By Pam Martens: October 16, 2012 

Mitt Romney and President Obama in Their First Presidential Debate, October 3, 2012

(1) Mr. President, both Ron Ruskind and Sheila Bair have written books that suggest that your Treasury Secretary, Tim Geithner, is a tool of Wall Street and, specifically, Citigroup. Mr. Suskind indicated that you had instructed Mr. Geithner to unwind Citigroup and he ignored your order.  Will you tell Americans once and for all if that is true, and if it is, why the President of the United States would tolerate insubordination from his Treasury Secretary. 

(2) Governor Romney, you and your running mate, Paul Ryan, believe we have too much government: too many governmental controls in business, too many government entitlement programs.  But when it comes to women’s bodies and abortion, you advocate letting the government control. Can you explain the seeming dichotomy of your logic and, also, why it would be humane to bring unwanted children into a country where one in every five children live below the poverty level. 

(3) Mr. President, many of your loyal 2008 base of supporters felt sold out when you populated your administration with Wall Street sycophants.  Some of us understand that the President must walk a tight rope between proper regulation of rapacious capitalism and going so far as to drive Wall Street out of the United States — to London’s Canary Wharf, for example, where our country becomes the target rather than the home with no ability at all to regulate the serial misdeeds.  What can you sincerely say you have learned in this regard from the last four years and what steps will you take in the next four to prevent another 2008 financial crisis. 

(4) Governor Romney, many Americans believe that the President of the United States should be above reproach and his background completely transparent.  There is more than just the public’s peace of mind at issue.  A political leader with skeletons in his closet is someone who could be compromised through blackmail or become a national security risk.  In that vein, can you explain why the American people should trust someone who has tens of millions of dollars in offshore accounts and will not disclose more than two years of tax returns. 

(5) President Obama, can you explain in simple, clear terms to the American people why too-big-to-fail Wall Street banks that brought the county to the financial brink in 2008 were allowed to grow even larger and more systemically dangerous by acquiring other large banks during the tumultuous days of 2008. 

(6) Governor Romney, there are reports that on July 22 you attended a fundraiser for your campaign hosted by David Koch at his mansion in the Hamptons, where he offered you an extra $100 million in campaign support if you named Paul Ryan as your running mate.  Can you address that and, if it is not true, explain how you came to select Paul Ryan, a man who has said he is heavily influenced by the radical thinker, Ayn Rand. 

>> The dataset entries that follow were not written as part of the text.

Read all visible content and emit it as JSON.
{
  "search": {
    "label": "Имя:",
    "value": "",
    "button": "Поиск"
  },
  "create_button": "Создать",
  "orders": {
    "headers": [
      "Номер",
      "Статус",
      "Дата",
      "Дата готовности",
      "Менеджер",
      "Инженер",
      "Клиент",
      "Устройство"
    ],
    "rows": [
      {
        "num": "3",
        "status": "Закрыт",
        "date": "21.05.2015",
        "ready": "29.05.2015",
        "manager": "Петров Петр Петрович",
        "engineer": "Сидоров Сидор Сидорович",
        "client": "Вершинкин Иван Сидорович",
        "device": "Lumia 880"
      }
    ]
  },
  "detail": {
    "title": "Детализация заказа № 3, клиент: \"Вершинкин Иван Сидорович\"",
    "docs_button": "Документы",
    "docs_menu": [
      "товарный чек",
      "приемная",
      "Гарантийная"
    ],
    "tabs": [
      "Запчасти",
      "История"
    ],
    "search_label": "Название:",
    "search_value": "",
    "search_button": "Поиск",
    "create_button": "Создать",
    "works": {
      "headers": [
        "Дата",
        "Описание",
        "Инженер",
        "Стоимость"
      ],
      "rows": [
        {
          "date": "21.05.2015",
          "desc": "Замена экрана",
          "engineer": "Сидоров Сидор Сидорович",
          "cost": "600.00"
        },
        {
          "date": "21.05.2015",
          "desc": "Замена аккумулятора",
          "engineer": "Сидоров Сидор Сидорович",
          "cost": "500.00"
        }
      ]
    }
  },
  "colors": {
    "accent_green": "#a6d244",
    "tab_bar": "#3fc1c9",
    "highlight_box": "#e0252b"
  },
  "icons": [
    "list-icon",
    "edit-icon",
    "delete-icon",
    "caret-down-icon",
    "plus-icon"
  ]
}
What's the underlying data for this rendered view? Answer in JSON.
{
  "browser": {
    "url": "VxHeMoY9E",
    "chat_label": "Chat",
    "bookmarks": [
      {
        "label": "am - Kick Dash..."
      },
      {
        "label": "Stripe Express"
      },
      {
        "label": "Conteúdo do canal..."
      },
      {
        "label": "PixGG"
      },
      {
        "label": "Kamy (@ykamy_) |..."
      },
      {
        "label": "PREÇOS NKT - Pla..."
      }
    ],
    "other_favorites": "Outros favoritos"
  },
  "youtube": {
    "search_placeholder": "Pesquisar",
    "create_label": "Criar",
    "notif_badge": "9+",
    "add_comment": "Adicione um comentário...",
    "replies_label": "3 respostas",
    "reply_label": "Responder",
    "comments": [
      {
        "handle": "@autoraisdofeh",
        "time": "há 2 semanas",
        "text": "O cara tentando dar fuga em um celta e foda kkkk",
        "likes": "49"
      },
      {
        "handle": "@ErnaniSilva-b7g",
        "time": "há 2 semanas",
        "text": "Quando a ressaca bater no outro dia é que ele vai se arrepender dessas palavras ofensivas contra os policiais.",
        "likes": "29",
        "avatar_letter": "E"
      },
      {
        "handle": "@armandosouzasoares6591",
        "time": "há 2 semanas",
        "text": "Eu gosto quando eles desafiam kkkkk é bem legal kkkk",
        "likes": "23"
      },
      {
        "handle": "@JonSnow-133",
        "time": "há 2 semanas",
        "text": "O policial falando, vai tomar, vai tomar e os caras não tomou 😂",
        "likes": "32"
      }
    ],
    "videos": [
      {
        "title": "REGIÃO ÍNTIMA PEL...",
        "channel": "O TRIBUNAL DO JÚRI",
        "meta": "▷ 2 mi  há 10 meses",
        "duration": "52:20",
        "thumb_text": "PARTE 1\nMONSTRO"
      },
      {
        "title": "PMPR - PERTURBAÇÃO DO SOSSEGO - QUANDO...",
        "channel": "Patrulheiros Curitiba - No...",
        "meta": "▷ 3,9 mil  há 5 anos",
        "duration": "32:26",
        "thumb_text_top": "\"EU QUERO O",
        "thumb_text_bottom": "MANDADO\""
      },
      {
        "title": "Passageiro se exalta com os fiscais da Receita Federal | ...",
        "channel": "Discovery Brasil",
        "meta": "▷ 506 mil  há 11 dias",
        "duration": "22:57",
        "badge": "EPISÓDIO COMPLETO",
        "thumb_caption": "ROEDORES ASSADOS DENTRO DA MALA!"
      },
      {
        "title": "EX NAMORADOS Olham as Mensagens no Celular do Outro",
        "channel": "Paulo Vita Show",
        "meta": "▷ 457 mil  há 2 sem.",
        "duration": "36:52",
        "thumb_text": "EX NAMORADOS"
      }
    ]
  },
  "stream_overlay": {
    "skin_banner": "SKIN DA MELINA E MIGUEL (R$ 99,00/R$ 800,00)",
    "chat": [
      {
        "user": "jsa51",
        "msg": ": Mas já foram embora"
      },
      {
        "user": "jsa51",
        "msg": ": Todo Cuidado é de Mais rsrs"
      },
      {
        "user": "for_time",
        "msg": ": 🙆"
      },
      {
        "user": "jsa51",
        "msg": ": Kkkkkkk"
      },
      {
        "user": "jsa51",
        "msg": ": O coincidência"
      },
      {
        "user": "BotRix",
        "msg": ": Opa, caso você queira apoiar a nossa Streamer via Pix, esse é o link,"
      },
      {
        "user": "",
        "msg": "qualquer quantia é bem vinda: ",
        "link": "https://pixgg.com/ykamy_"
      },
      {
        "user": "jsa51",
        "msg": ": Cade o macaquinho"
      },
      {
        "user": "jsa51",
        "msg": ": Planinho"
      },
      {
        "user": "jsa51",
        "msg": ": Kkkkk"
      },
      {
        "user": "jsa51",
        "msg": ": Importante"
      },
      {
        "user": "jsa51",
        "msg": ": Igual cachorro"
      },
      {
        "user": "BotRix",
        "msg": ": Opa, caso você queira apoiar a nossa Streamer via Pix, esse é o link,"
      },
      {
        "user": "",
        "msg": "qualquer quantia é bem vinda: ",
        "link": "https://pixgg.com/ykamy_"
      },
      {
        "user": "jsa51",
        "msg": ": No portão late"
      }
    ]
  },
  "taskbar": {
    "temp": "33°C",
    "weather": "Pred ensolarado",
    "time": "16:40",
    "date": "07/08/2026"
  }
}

(7) President Obama, it is common belief that the engine of job growth in America is small business.  But the reality is that it is Wall Street that provides the capital for the technology breakthroughs and innovations that will fuel the new industries vital to America’s future competitiveness in the world.  With Wall Street functioning more like a reckless casino than a serious allocator of capital to business, how can the Nation deal with its intractable unemployment problem? 

(8) Governor Romney, I’d like to read you a direct quote from a speech given in 2005 by your running mate, Paul Ryan, a man who will be a heart beat from the Presidency: “And so that’s what it meant to me and that’s what sort of fuels me as I try and move and stumble in areas to try and win these fights. I think if we win a few of these right now — moving health care to a consumer based, individualist system, moving Social Security to an individually preowned, prefunded retirement system — just those two things right there will do so much to change the dynamics in this society – will do so much to bring more people onto the side of demanding for accountability and individualism and transparency in government than anything else we can do.” Congressman Ryan made those remarks as the keynote speaker at a 2005 event honoring the author, Ayn Rand, whose views are much admired by Ryan and who despised government safety nets.  Will you tell us in concise terms if you will advocate for private accounts invested by Wall Street firms to replace our current Social Security program which has been restricted since its inception to investing in U.S. Treasury securities. 

(9) President Obama, when it comes to Wall Street, what do you see as the most critical thing you should have done differently over the past four years.